The Loom: life, past and future


We like to think of boundaries as being clear-cut borders, but at least in the biological world they generally turn out to be fuzzy zones of change. The line between land and sea is my own favorite example. Last summer my wife and I would sometimes take our oldest daughter Charlotte to the beach. At the time she was a year old and refused to put her toe in the water. This summer she heads straight in, but only about up to her knees. She runs back out and goes back in, repeating the circuit a few dozen times. Next year, I still expect to see her chin above the water line. In her own tadpoling way, Charlotte is reenacting an evolutionary journey taken many times by her fellow mammals--the evolutionary transition back to the water.

These treks have something profound to say about biological change--how life can start out exquisitely adapted to one world and then eventually become adapted just as exquisitely to an utterly different one. Before creationists began marketing bacterial flagella and other examples of intelligent-design snake oil, they loved to harp on the transition from land to sea. Who could possibly believe the story those evolutionary biologists tell us, of a cow plunging into the sea and becoming a whale? And it was true, at least until the 1980s, that no one had found a fossil of a whale with legs. Then paleontologists working in Pakistan found the fossil of a 45-million year old whale named Ambulocetus that looked in life like a furry crocodile. Then they found a seal-like whale just a bit younger.
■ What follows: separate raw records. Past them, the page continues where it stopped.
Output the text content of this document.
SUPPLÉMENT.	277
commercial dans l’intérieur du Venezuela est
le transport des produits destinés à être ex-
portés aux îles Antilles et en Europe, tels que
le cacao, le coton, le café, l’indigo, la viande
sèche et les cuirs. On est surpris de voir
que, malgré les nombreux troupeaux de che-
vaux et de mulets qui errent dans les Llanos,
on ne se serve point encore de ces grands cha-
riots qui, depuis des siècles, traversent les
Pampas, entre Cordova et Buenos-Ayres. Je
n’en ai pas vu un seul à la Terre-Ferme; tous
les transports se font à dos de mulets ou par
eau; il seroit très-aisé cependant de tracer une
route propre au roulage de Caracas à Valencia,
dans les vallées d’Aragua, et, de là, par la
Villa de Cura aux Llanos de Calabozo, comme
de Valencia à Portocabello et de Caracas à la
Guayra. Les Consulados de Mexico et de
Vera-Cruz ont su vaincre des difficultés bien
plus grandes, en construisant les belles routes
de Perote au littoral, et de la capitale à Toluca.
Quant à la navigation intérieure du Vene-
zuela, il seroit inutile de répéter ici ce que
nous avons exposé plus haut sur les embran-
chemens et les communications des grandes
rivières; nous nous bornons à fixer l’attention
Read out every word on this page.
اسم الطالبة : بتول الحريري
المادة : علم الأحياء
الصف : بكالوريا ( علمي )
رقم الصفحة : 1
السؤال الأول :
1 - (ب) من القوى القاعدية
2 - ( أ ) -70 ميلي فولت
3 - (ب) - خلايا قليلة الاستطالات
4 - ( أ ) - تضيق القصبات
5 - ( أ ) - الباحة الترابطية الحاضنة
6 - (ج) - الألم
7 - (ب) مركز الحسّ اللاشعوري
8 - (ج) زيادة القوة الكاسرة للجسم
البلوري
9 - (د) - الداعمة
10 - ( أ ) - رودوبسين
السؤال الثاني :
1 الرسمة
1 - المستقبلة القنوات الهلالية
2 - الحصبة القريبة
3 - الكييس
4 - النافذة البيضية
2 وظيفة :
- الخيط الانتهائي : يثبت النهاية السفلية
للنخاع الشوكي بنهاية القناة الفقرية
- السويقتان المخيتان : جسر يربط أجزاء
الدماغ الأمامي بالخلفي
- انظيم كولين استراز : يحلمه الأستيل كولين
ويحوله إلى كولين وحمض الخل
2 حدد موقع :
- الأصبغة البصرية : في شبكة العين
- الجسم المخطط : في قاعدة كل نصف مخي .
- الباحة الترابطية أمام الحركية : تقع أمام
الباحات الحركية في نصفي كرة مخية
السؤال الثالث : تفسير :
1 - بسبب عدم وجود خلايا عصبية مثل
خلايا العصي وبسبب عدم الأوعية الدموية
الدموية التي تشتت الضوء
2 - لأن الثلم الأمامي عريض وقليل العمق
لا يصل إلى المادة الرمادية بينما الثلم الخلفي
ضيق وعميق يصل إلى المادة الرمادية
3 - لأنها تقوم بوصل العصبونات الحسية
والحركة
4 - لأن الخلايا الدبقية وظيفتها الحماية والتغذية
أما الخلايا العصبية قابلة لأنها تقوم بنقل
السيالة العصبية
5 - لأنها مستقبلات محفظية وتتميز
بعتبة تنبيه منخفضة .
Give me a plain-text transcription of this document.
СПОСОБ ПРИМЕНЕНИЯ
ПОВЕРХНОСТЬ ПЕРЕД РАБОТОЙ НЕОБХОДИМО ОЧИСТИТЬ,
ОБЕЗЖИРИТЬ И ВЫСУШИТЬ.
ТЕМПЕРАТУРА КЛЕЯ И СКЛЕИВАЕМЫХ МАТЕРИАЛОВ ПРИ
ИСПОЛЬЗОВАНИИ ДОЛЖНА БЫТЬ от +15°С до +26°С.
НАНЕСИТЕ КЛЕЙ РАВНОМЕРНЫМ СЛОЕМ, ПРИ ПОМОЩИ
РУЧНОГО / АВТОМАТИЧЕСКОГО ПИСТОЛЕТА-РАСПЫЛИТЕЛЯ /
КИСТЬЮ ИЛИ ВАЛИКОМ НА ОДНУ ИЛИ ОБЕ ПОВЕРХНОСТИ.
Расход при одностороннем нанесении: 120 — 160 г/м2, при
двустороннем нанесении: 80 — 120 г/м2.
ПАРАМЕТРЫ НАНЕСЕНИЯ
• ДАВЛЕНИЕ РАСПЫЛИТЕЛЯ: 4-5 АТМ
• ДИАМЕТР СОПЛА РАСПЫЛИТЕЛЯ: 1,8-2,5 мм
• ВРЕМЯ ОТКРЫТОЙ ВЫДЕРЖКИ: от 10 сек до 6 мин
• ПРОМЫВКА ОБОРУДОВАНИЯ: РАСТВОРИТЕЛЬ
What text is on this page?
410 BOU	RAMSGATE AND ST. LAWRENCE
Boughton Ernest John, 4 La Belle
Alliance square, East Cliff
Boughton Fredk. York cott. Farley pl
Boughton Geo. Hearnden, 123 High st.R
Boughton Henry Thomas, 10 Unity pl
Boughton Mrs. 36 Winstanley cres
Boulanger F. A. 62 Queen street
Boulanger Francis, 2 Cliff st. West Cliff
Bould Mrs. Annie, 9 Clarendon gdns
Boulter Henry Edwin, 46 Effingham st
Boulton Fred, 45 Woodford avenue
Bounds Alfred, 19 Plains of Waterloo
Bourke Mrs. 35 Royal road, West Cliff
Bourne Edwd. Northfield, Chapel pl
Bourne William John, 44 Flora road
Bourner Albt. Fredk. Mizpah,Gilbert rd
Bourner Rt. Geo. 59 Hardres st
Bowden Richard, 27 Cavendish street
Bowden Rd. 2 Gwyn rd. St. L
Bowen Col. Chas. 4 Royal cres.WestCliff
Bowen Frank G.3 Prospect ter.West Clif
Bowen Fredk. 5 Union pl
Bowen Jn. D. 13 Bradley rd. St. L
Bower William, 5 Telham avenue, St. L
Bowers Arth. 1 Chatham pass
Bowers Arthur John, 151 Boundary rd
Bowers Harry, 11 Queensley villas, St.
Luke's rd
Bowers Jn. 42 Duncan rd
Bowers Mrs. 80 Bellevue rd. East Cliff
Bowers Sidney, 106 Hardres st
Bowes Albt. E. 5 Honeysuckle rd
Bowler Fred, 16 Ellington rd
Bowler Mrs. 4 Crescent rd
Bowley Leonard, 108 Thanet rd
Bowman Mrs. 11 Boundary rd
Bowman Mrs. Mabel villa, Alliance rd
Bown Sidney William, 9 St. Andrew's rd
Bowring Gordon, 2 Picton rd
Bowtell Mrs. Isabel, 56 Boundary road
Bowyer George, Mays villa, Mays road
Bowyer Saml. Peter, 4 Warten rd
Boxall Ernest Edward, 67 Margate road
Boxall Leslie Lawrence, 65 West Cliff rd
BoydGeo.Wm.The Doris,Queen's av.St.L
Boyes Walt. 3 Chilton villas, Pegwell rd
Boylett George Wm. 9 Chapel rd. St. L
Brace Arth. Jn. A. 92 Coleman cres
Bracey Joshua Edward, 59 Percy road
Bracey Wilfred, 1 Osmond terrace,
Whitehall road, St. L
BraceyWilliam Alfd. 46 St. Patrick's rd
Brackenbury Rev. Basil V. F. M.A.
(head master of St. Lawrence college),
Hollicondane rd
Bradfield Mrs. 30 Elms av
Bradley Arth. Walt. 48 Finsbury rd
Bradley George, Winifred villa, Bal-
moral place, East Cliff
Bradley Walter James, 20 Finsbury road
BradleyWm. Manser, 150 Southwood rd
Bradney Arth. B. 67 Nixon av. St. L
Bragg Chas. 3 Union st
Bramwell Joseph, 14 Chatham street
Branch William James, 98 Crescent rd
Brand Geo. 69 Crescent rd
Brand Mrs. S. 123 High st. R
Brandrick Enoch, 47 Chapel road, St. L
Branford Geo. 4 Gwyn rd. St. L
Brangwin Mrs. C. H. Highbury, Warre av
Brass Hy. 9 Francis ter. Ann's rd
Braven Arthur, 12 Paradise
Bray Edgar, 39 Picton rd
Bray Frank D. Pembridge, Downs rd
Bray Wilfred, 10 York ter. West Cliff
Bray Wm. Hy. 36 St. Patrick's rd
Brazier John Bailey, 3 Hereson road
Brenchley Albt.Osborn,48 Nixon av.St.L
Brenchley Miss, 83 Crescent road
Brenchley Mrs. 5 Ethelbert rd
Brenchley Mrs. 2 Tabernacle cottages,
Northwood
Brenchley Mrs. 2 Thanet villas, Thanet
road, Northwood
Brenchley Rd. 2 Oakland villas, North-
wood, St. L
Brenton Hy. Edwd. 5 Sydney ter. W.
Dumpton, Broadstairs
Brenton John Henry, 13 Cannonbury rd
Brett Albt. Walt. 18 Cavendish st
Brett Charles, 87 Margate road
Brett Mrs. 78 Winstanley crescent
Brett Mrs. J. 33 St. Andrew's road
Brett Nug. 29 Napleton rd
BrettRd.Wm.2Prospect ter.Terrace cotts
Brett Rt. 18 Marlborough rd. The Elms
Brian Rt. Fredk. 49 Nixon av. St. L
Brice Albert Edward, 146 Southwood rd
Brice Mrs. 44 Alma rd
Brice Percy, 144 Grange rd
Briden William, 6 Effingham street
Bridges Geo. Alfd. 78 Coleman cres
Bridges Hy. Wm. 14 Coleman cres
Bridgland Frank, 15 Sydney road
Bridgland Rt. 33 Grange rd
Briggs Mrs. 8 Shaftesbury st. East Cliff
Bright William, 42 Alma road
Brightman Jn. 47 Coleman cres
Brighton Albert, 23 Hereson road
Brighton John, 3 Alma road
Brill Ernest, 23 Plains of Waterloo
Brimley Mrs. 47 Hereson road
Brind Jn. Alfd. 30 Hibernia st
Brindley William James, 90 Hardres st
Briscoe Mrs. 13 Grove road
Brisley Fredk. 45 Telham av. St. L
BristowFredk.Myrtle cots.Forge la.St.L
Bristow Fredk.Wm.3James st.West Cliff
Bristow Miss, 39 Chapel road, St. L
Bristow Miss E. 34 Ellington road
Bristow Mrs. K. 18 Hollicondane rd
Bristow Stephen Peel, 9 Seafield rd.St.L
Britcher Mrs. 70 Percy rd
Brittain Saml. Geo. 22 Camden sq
Then they found tiny legs on a 50-foot long, 40-million year old whale named Basilosaurus. I wrote about these discoveries and others like them in my first book, At the Water's Edge, in 1998. I'm amazed at how the fossils have continued turning up since then. Paleontologists have found goat-like legs on a dog-sized whale that lived 50 million years ago, known as Pakicetus. They've found other whales that may have been even more terrestrial than Pakicetus, and many others that branch off somewhere between Pakicetus and Basilosaurus. In the latest review of fossil whales, the evolutionary tree of these transitional species sports thirty branches.

All these discoveries have apparently made whales unsuitable for creationist rhetoric. Yes, you can still find some pseudo-attacks on the fossils, but you have to look hard. The more visible creationists, the ones who testify at school board meetings and write op-eds for the Wall Street Journal, don't bring up whales these days. The animals apparently no longer serve the cause. It's hard to distract people from evidence when it can kick them in the face.